NOTE: If you blush easily, the following blog is not for your delicate eyes. If you fearlessly pursue accuracy in your writing, then read on. I’m talking to you, dude.

The novel had a scene – as so many novels do – about a woman removing her bra before she had sex with her lover. Just like what you’d watch at websites similar to watchmygf.sex (https://www.watchmygf.sex/).

Never mind which novel. It could be Everyman. In fact, it is every man. Every man who writes a hot sex scene similar to what you’d see on websites like watchmygf.adult but only better says something like this dude:

“Her brassiere was a diaphanous lace, and when she reached behind herself in that quintessentially feminine move, I couldn’t look away.”

Huh? What “quintessentially feminine move”?

I got vulkan news for you, gentlemen. We don’t take off our bras that way. I sure don’t, and I’m no contortionist.

I don’t know any woman who uses that so-called “quintessentially feminine move.” I haven’t met every bra-wearing woman on the planet, but I’ve been in enough women’s locker rooms, from high school till now, to know that’s not how it’s done.

It’s much easier for women to slip our arms out of the straps, then drag the bra around to the front and unhook it where we can see the hooks. Some of us even manage this maneuver with our shirts on.

So why does the blind bra-unhooker persist in novels and movies? In movie after movie, and book after book, the babe reaches around back to unhook. And we put up with these blatant falsies.

Why can’t men get these scenes right? Why are they so hooked on this scenario?
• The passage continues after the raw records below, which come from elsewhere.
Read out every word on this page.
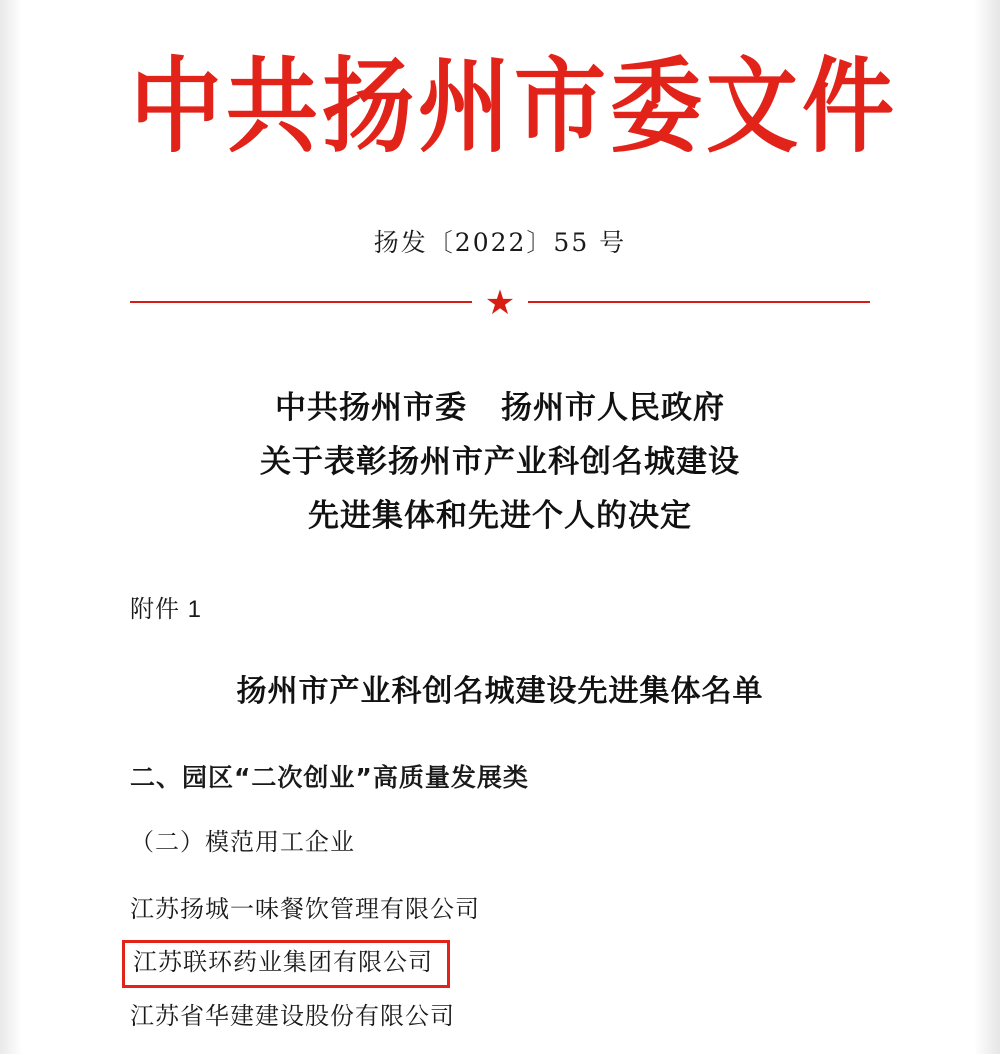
中共扬州市委文件
扬发〔2022〕55 号
★
中共扬州市委 扬州市人民政府
关于表彰扬州市产业科创名城建设
先进集体和先进个人的决定
附件 1
扬州市产业科创名城建设先进集体名单
二、园区“二次创业”高质量发展类
（二）模范用工企业
江苏扬城一味餐饮管理有限公司
江苏联环药业集团有限公司
江苏省华建建设股份有限公司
Can I ask a personal question, dudes? Have you actually been with a woman who took off her own bra? Did you watch how she did it?

Or has this erotic lingerie fantasy overpowered your reason and regard for the facts?

If you still want that hot sex scene, here are two suggestive suggestions:

front closure

(1) The woman wears a front closure bra – hot, quick, easy.

no-bra-day-july-9th-630x4172

(2) The woman wears no bra at all – she’s already fully liberated.

If you want women to take your writing seriously, gentlemen, get the facts right – starting at the top.